Der Verfassungsrechtler Osman Can findet den Richter souverän und korrekt. Der Schmerz der Opferangehörigen stehe dahinter zurück.

Der Schmerz der Opfer ist hier nachrangig. Bild: dpa
Marlene Halser
Interview von Marlene Halser

taz: Herr Can, als Teilnehmer der türkischen Delegation haben Sie den Auftakt des NSU-Prozesses in München verfolgt. Wie haben Sie diesen Tag erlebt?

Osman Can: Ich bin Jurist. Mich faszinieren in erster Linie die juristischen Zusammenhänge. Da ist am ersten Prozesstag noch nicht viel passiert.

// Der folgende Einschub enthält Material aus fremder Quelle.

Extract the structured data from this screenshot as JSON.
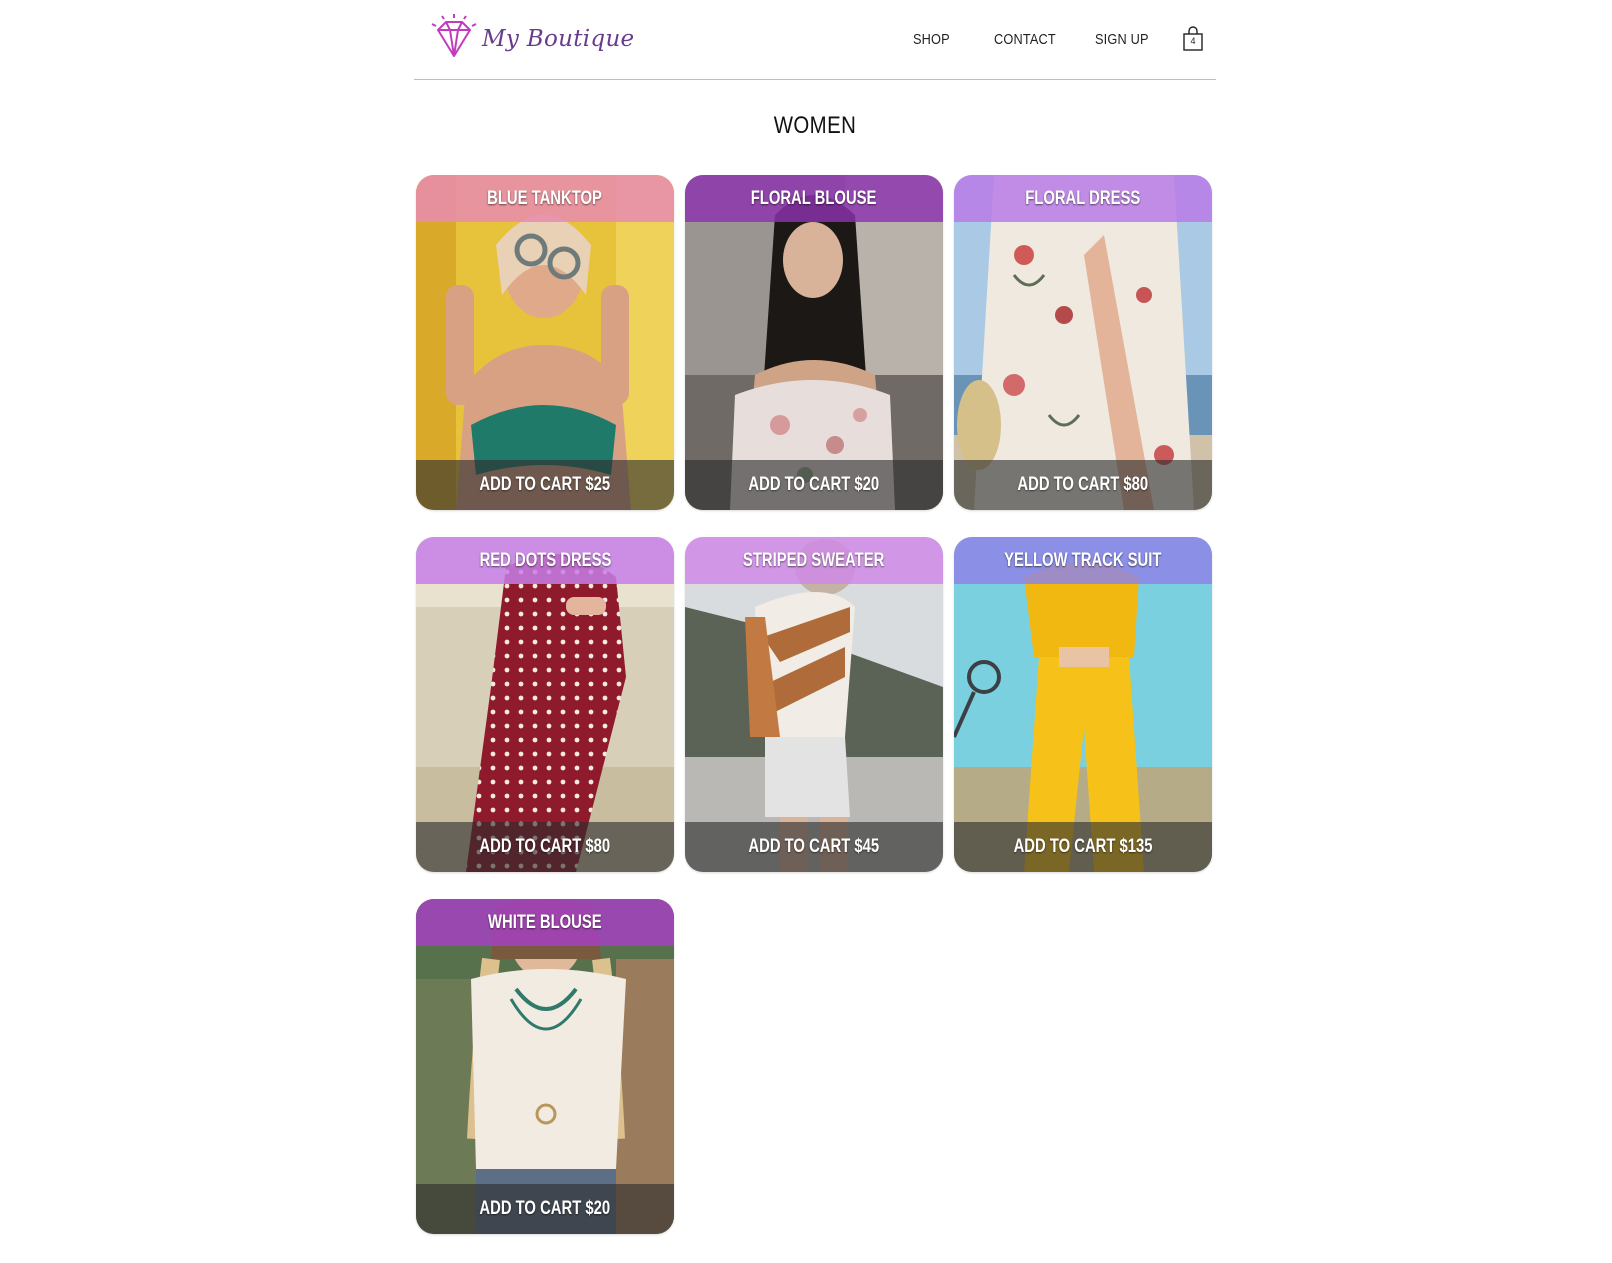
{
  "brand": {
    "name": "My Boutique",
    "logo_icon": "diamond-icon",
    "accent": "#c23bbf"
  },
  "nav": {
    "shop": "SHOP",
    "contact": "CONTACT",
    "signup": "SIGN UP",
    "cart_icon": "shopping-bag-icon",
    "cart_count": "4"
  },
  "page": {
    "title": "WOMEN"
  },
  "products": [
    {
      "name": "BLUE TANKTOP",
      "cart_label": "ADD TO CART $25",
      "band_color": "#e68cb0"
    },
    {
      "name": "FLORAL BLOUSE",
      "cart_label": "ADD TO CART $20",
      "band_color": "#9b3fbf"
    },
    {
      "name": "FLORAL DRESS",
      "cart_label": "ADD TO CART $80",
      "band_color": "#b87be8"
    },
    {
      "name": "RED DOTS DRESS",
      "cart_label": "ADD TO CART $80",
      "band_color": "#c77ee8"
    },
    {
      "name": "STRIPED SWEATER",
      "cart_label": "ADD TO CART $45",
      "band_color": "#d08ae8"
    },
    {
      "name": "YELLOW TRACK SUIT",
      "cart_label": "ADD TO CART $135",
      "band_color": "#8f84e8"
    },
    {
      "name": "WHITE BLOUSE",
      "cart_label": "ADD TO CART $20",
      "band_color": "#a640c4"
    }
  ]
}
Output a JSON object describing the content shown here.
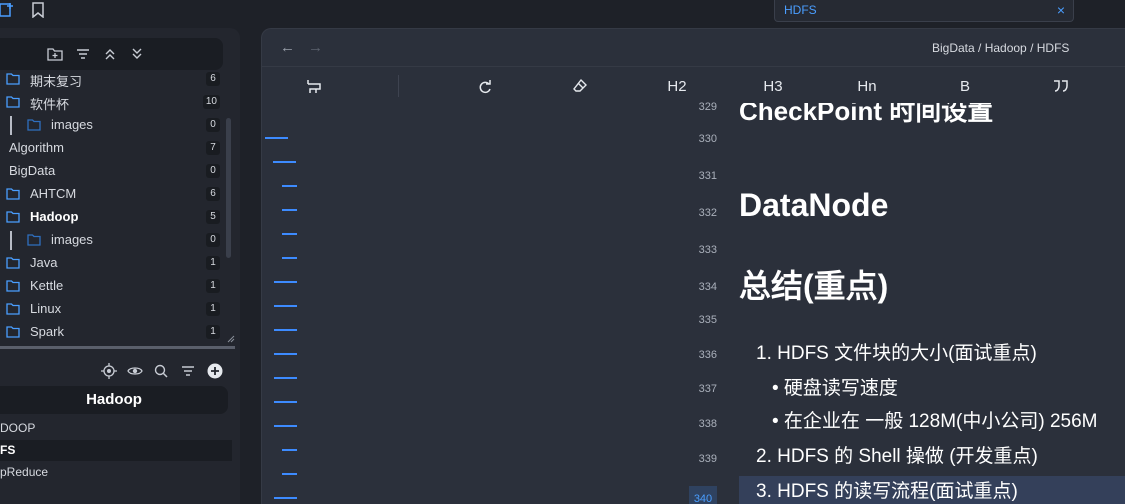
{
  "top_search": {
    "value": "HDFS",
    "close_label": "×"
  },
  "sidebar": {
    "tree": [
      {
        "label": "期末复习",
        "count": "6",
        "indent": 1,
        "guide": false,
        "bold": false,
        "folder": true
      },
      {
        "label": "软件杯",
        "count": "10",
        "indent": 1,
        "guide": false,
        "bold": false,
        "folder": true
      },
      {
        "label": "images",
        "count": "0",
        "indent": 2,
        "guide": true,
        "bold": false,
        "folder": true
      },
      {
        "label": "Algorithm",
        "count": "7",
        "indent": 0,
        "guide": false,
        "bold": false,
        "folder": false
      },
      {
        "label": "BigData",
        "count": "0",
        "indent": 0,
        "guide": false,
        "bold": false,
        "folder": false
      },
      {
        "label": "AHTCM",
        "count": "6",
        "indent": 1,
        "guide": false,
        "bold": false,
        "folder": true
      },
      {
        "label": "Hadoop",
        "count": "5",
        "indent": 1,
        "guide": false,
        "bold": true,
        "folder": true
      },
      {
        "label": "images",
        "count": "0",
        "indent": 2,
        "guide": true,
        "bold": false,
        "folder": true
      },
      {
        "label": "Java",
        "count": "1",
        "indent": 1,
        "guide": false,
        "bold": false,
        "folder": true
      },
      {
        "label": "Kettle",
        "count": "1",
        "indent": 1,
        "guide": false,
        "bold": false,
        "folder": true
      },
      {
        "label": "Linux",
        "count": "1",
        "indent": 1,
        "guide": false,
        "bold": false,
        "folder": true
      },
      {
        "label": "Spark",
        "count": "1",
        "indent": 1,
        "guide": false,
        "bold": false,
        "folder": true
      }
    ],
    "outline_title": "Hadoop",
    "outline_items": [
      {
        "label": "DOOP",
        "active": false
      },
      {
        "label": "FS",
        "active": true
      },
      {
        "label": "pReduce",
        "active": false
      }
    ]
  },
  "editor": {
    "breadcrumb": "BigData / Hadoop / HDFS",
    "toolbar": {
      "h2": "H2",
      "h3": "H3",
      "hn": "Hn",
      "bold": "B"
    },
    "line_numbers": [
      "329",
      "330",
      "331",
      "332",
      "333",
      "334",
      "335",
      "336",
      "337",
      "338",
      "339",
      "340"
    ],
    "current_line": "340",
    "lines": {
      "heading_partial": "CheckPoint 时间设置",
      "datanode": "DataNode",
      "summary": "总结(重点)",
      "item1": "1. HDFS 文件块的大小(面试重点)",
      "item1_b1": "• 硬盘读写速度",
      "item1_b2": "• 在企业在 一般 128M(中小公司) 256M",
      "item2": "2. HDFS 的 Shell 操做 (开发重点)",
      "item3": "3. HDFS 的读写流程(面试重点)"
    }
  },
  "colors": {
    "accent": "#4a9eff",
    "bg": "#1e2128",
    "panel": "#2b303b"
  }
}
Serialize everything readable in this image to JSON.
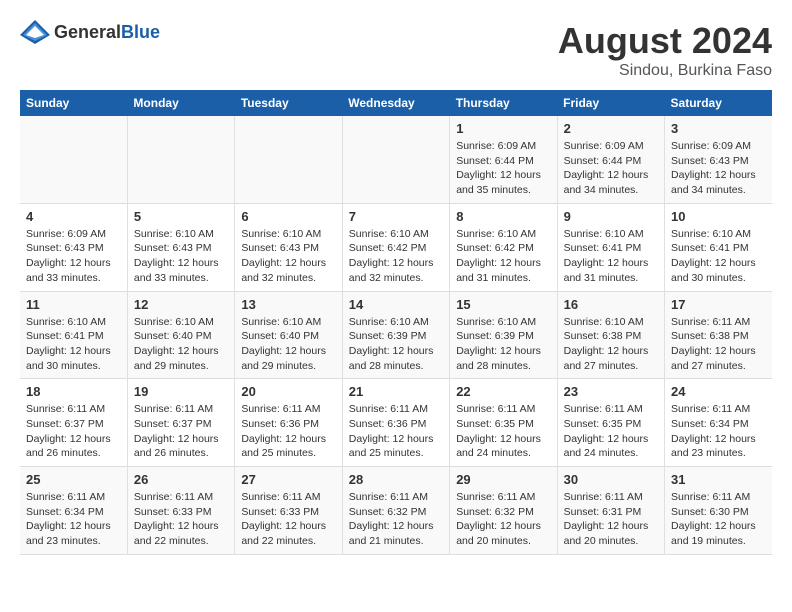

Vielleicht so viel: Ich habe den Eindruck, dass der Vorsitzende Richter seine Sache sehr souverän macht.

Nach dem Prozessauftakt haben Sie die Angehörigen der Opfer beim Empfang des Botschafters im türkischen Konsulat in München getroffen. Worüber haben Sie sich unterhalten?

Die Angehörigen waren schockiert, dass der Vorsitzende Richter den Prozess gleich zu Beginn noch einmal vertagt hat. Wir haben versucht, ihnen zu vermitteln, dass sie Geduld haben müssen. Bei einem Strafprozess müssen die Prinzipien der Rechtsstaatlichkeit eingehalten werden. Selbstverständlich gilt die Unschuldsvermutung. Alles verläuft nach Regeln. Aber diese Regeln nehmen keine Rücksicht auf den Schmerz der Opfer.

Welche Bedeutung hat der NSU-Prozess in der Türkei?

In der Türkei gibt es derzeit eine ganze Reihe wichtiger Themen: Die Syrienkrise, die Diskussion um die Verfassungsänderung. Deshalb ist der Prozess nur eins von mehreren Themen – aber er wird verfolgt. Vor allem im Fernsehen wurde vom Prozessauftakt viel berichtet. Von den Printmedien hätte ich mir eine ausführlichere Berichterstattung gewünscht.

Die AKP verdankt ihren Wahlsieg 2007 auch den türkischen Staatsbürgern in Deutschland. Rund 60 Prozent der türkischen WählerInnen in Deutschland haben für die AKP gestimmt. Ist der NSU-Prozess für Ihre Partei deshalb so wichtig?

Natürlich interessiert es uns, wenn unsere Bürger ermordet werden. Aber das ist nicht das Wichtigste. Bei den Taten des NSU handelt es sich um Morde, die aus rassistischen Motiven verübt wurden. Hier sind die Demokratie und die Grundwerte der Menschheit bedroht. Daher werden wir den Prozess, aber auch die politischen Entscheidungen zu diesem Thema sehr genau unter die Lupe nehmen.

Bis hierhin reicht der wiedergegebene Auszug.